Which isn’t really a failing of the specific songs themselves. No, Hiatt’s professional enough that, on any song that can be argued to be one of his best, he’s going to give some contextualizing details like place and time and personality. None of the songs fall short because they’re just bland vagaries like, “I love you / You love me, too / Blah blah blah”. It isn’t even the problem of Hiatt’s voice, which, when he’s straining for emotion, sounds like the croaking of a dehydrated frog.

The problem is that Hiatt is halfway between being the faceless professional Nashville songwriter that he started out as and the idiosyncratic craftsman like Elvis Costello that some have compared him to.

Yet, despite having his four A&M studio albums whittled down to this choice dozen, there’s still nothing from Hiatt so intense, so conflicted, and so goddamned chillingly unexpected as what a few bullets do to Elvis Costello’s “Alison”.

Even at his best, Hiatt never quite speaks to the soul. In “Tennessee Plates”, for instance, Hiatt musically “borrows” a riff from would-be-Elvis Eddie Cochran’s “Summertime Blues” even as his skid row narrator does the same to the real Elvis’s Cadillac (“Anyway, he wouldn’t care. Hell, he gave ’em to his friends — haw haw!”). After his wild weekend, he ends up in jail making — what else? — Tennessee plates.

Outlined as a story, the song has all the elements to be a great song: it could be played for pathos (Bobby Fuller’s “I Fought the Law”), anti-establishment anger (The Clash’s “I Fought the Law”), or bawdy humor (Um, the Beastie Boys’ “She’s Crafty”). Certainly, Hiatt’s an able enough songwriter that he realizes the potential of his scenario for all three. Various lines push and pull in different combinations of these directions without achieving greatness in any of these tricky terrains. And Hiatt’s not a great enough vocalist to add depth and nuance to words that don’t already have them on the page. “Tennessee Plates” is a really good song and I get a kick out of hearing each time, but it’s not, say, “Summertime Blues”. It’s just as catchy (Naturally; it’s the same riff) and Hiatt’s lyrics certainly mean something, but Hiatt’s song lacks, to use the technical term, oomph. Maybe if Hiatt only believed more strongly, whether as a lyricist or singer, he could pull it off. Compared to what the story suggested by the song might have been, it’s almost disappointing when it ends up being just a whole lot of fun.

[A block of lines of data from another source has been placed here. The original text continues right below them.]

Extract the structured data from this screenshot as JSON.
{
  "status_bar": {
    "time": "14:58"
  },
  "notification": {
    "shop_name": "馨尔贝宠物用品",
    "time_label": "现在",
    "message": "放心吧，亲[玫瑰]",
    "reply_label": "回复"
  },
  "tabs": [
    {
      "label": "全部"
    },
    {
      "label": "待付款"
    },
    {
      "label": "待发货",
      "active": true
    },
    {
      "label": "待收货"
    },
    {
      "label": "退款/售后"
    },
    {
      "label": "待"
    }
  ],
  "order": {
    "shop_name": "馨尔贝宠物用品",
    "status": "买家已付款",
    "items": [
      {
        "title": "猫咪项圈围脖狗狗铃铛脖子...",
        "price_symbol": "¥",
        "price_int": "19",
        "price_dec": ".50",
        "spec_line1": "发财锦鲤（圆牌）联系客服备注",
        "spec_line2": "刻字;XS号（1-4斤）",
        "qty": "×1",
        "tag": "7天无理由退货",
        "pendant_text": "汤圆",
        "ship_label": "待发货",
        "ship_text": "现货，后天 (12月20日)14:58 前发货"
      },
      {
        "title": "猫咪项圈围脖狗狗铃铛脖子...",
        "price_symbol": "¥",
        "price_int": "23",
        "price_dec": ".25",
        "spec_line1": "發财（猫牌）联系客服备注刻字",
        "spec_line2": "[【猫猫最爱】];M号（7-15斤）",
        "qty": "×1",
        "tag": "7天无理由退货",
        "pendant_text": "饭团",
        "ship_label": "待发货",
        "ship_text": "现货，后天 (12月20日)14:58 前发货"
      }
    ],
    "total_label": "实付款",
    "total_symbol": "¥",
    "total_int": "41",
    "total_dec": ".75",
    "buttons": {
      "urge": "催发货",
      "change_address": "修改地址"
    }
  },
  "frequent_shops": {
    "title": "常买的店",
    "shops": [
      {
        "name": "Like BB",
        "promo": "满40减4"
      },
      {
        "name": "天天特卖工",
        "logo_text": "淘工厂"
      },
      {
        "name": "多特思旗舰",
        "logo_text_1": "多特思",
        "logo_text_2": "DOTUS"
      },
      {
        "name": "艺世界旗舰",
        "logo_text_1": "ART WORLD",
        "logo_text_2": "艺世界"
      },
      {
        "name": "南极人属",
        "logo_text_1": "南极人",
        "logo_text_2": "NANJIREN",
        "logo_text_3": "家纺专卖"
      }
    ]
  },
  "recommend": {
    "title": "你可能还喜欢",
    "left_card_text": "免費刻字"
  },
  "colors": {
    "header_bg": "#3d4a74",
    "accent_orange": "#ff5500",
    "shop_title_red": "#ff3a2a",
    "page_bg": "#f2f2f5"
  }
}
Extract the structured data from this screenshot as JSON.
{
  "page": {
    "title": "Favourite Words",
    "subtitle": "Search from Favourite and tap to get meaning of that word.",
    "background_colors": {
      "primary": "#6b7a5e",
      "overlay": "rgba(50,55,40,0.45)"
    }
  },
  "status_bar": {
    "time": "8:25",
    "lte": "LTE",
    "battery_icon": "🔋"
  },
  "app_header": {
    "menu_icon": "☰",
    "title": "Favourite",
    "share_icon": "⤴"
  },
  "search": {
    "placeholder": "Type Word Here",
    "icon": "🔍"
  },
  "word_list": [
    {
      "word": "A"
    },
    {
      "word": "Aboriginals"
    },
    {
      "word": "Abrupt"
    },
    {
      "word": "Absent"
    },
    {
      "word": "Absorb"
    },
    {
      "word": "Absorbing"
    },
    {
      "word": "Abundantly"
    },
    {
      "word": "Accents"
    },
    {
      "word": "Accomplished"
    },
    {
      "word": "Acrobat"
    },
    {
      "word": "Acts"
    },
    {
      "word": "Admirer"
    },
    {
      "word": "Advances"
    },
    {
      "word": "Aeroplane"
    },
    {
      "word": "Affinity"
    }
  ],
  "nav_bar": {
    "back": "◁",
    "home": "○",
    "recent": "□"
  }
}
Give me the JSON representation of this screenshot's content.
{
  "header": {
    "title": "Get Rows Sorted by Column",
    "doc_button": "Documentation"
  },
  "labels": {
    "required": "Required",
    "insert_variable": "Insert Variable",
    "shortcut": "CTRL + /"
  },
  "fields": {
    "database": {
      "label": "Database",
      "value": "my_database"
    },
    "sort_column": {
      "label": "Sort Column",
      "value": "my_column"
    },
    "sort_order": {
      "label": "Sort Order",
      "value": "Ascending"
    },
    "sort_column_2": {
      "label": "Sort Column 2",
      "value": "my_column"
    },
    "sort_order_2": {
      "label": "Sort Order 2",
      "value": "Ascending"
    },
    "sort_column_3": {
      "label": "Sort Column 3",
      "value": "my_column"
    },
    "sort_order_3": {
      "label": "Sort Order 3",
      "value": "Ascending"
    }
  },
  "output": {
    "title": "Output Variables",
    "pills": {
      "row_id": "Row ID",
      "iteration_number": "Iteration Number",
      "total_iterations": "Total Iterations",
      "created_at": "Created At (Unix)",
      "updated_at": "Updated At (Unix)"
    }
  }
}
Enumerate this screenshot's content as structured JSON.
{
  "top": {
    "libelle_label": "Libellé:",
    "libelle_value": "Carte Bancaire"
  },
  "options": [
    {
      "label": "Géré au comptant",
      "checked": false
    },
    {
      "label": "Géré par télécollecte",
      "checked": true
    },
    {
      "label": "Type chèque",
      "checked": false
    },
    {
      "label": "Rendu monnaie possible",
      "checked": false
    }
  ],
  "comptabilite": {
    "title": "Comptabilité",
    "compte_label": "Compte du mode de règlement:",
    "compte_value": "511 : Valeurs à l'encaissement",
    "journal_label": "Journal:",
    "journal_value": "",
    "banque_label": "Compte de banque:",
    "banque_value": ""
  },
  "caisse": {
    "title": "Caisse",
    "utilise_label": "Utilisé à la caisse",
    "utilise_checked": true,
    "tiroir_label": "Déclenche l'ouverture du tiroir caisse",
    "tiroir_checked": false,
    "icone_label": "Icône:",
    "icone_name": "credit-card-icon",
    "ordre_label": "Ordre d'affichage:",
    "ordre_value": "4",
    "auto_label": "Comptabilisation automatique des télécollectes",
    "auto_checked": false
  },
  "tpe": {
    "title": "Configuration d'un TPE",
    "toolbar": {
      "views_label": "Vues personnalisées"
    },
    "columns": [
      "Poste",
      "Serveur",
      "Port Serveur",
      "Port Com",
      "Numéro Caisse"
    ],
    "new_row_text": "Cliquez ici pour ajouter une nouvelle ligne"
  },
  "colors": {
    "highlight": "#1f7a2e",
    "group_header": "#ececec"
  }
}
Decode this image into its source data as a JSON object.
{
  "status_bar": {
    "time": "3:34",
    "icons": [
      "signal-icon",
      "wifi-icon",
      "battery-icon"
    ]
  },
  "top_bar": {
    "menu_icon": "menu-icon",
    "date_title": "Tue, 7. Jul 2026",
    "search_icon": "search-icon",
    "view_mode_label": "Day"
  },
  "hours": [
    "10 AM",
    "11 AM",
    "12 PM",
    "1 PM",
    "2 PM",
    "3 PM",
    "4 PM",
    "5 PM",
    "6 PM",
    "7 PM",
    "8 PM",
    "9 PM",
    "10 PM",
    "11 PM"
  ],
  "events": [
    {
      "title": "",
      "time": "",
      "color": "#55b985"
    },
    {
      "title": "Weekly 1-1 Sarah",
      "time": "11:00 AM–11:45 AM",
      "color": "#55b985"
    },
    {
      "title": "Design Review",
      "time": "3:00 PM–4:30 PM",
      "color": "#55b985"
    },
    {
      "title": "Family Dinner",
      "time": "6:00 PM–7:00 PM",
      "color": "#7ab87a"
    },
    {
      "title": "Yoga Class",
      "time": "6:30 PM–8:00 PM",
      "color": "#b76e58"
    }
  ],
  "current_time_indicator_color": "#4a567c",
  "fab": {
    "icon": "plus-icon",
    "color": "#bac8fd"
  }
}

Still, it’s his immensely enjoyable, if not intensely inspired, professionalism that helps to explain why Hiatt has always been an artist’s artist, respected, perhaps even overly so, by his peers more than by consumers or critics. Whether for Bonnie Raitt or B.B. King and Eric Clapton, Hiatt’s canon is a treasure trove of quality songs that, if they won’t make an album, certainly won’t break it and can even build momentum or yield a catchy single. If you let the tunes wash over you, there’s only one number, the slow love song “Feels Like Rain”, that doesn’t have an instantly catchy hook. And if you give the lyrics a chance to sink in, you’ll also be amused, delighted, sometimes even curiously moved, by Hiatt’s words, as when his heart breaks at the debauchery of rock stars who’ll smash a “Perfectly Good Guitar”. Just imagine this as the greatest collection of country-rock-pop b-sides you’ve ever heard.

So, yes, when all is said and done, this is just a collection of good songs. They’re not epochal, they’re not iconic, they won’t change your life. But, at least for a lot of the time, they should still be enough.